Except this time was different. I felt almost mechanical when I explained that I was no longer considered terminal. “Chronic, but stable”. Better news than anyone could have even dared hope for. Almost ten years of a life on hold, survival mode the only full time job I’d ever have, and an expiration date promising both that I would never have the lifespan or time to do everything I wanted and that, eventually, there would come a time where I would no longer be in pain, however sad that ending would be.
In a single moment, an unknown future unfolded long and winding out of sight. A horizon with limited opportunity became a labyrinth of possibilities. Instead of joy, I felt hollow. Scared. Overwhelmed.
There was bitterness and rage. Almost ten years of living on hold, only to be shoved back into a variation of normalcy, normal’s bastard cousin because I am still sick and in pain and disabled, but no longer dying, suddenly able to pursue a life and a future previously unreachable.
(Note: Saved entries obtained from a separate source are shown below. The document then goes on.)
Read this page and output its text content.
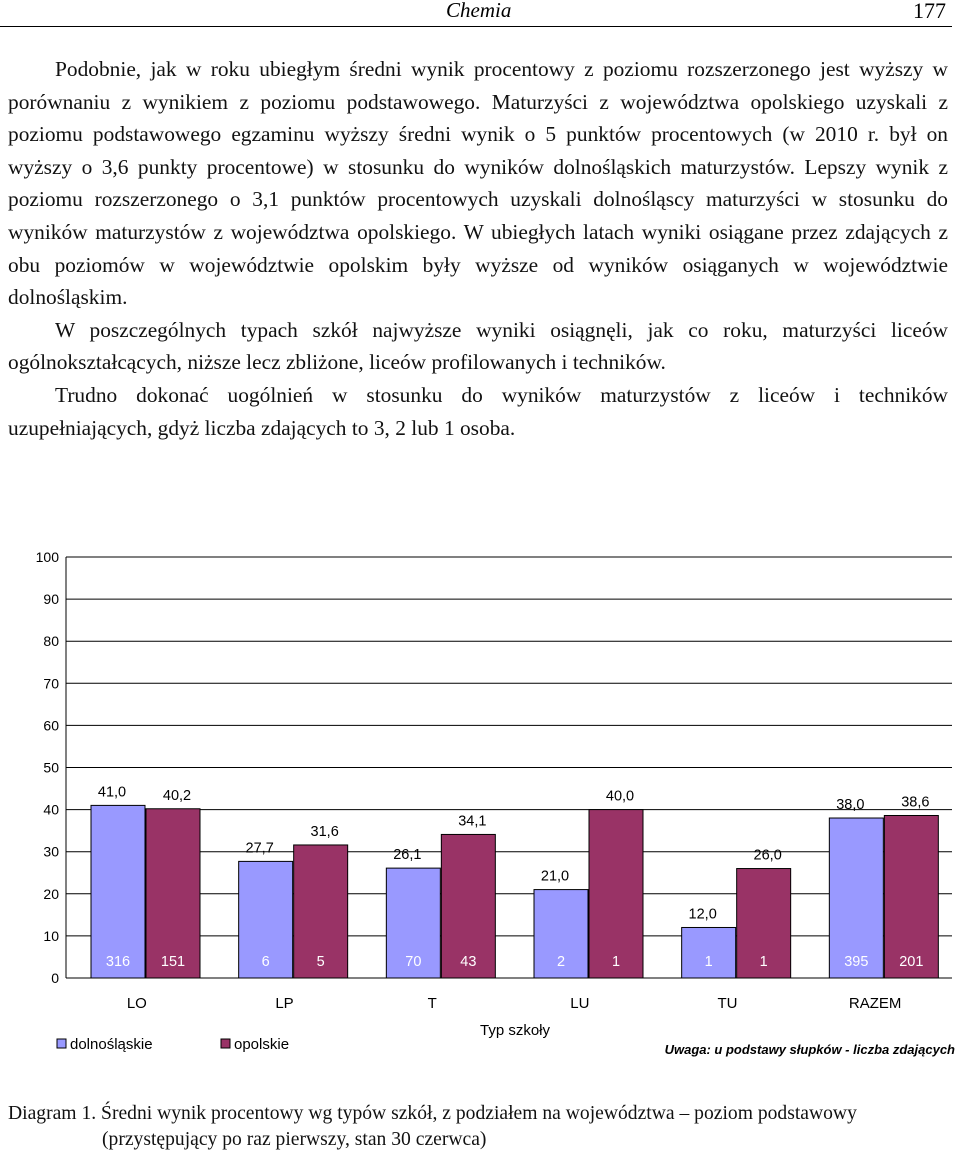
Chemia	177

Podobnie, jak w roku ubiegłym średni wynik procentowy z poziomu rozszerzonego jest wyższy w porównaniu z wynikiem z poziomu podstawowego. Maturzyści z województwa opolskiego uzyskali z poziomu podstawowego egzaminu wyższy średni wynik o 5 punktów procentowych (w 2010 r. był on wyższy o 3,6 punkty procentowe) w stosunku do wyników dolnośląskich maturzystów. Lepszy wynik z poziomu rozszerzonego o 3,1 punktów procentowych uzyskali dolnośląscy maturzyści w stosunku do wyników maturzystów z województwa opolskiego. W ubiegłych latach wyniki osiągane przez zdających z obu poziomów w województwie opolskim były wyższe od wyników osiąganych w województwie dolnośląskim.

W poszczególnych typach szkół najwyższe wyniki osiągnęli, jak co roku, maturzyści liceów ogólnokształcących, niższe lecz zbliżone, liceów profilowanych i techników.

Trudno dokonać uogólnień w stosunku do wyników maturzystów z liceów i techników uzupełniających, gdyż liczba zdających to 3, 2 lub 1 osoba.

0
10
20
30
40
50
60
70
80
90
100
41,0
316
40,2
151
LO
27,7
6
31,6
5
LP
26,1
70
34,1
43
T
21,0
2
40,0
1
LU
12,0
1
26,0
1
TU
38,0
395
38,6
201
RAZEM
Typ szkoły
dolnośląskie	opolskie	Uwaga: u podstawy słupków - liczba zdających
Diagram 1. Średni wynik procentowy wg typów szkół, z podziałem na województwa – poziom podstawowy
(przystępujący po raz pierwszy, stan 30 czerwca)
What was it all for?
The expectations mounted immediately. “God obviously has big plans for you.” One individual said. My own anxious mind began to race at the idea of how much I had never even let myself consider because dreaming of a future I couldn’t have led to heartbreak. Grief embraced me and chilled me. Now I’m left grieving a decade of time lost, hopelessly behind the rest of the world as I figure out where this new road will lead.
I will be happy. I will join my friends and family in thanks and celebration.
For now, I search for the path and start walking and pray this new reality is a good one.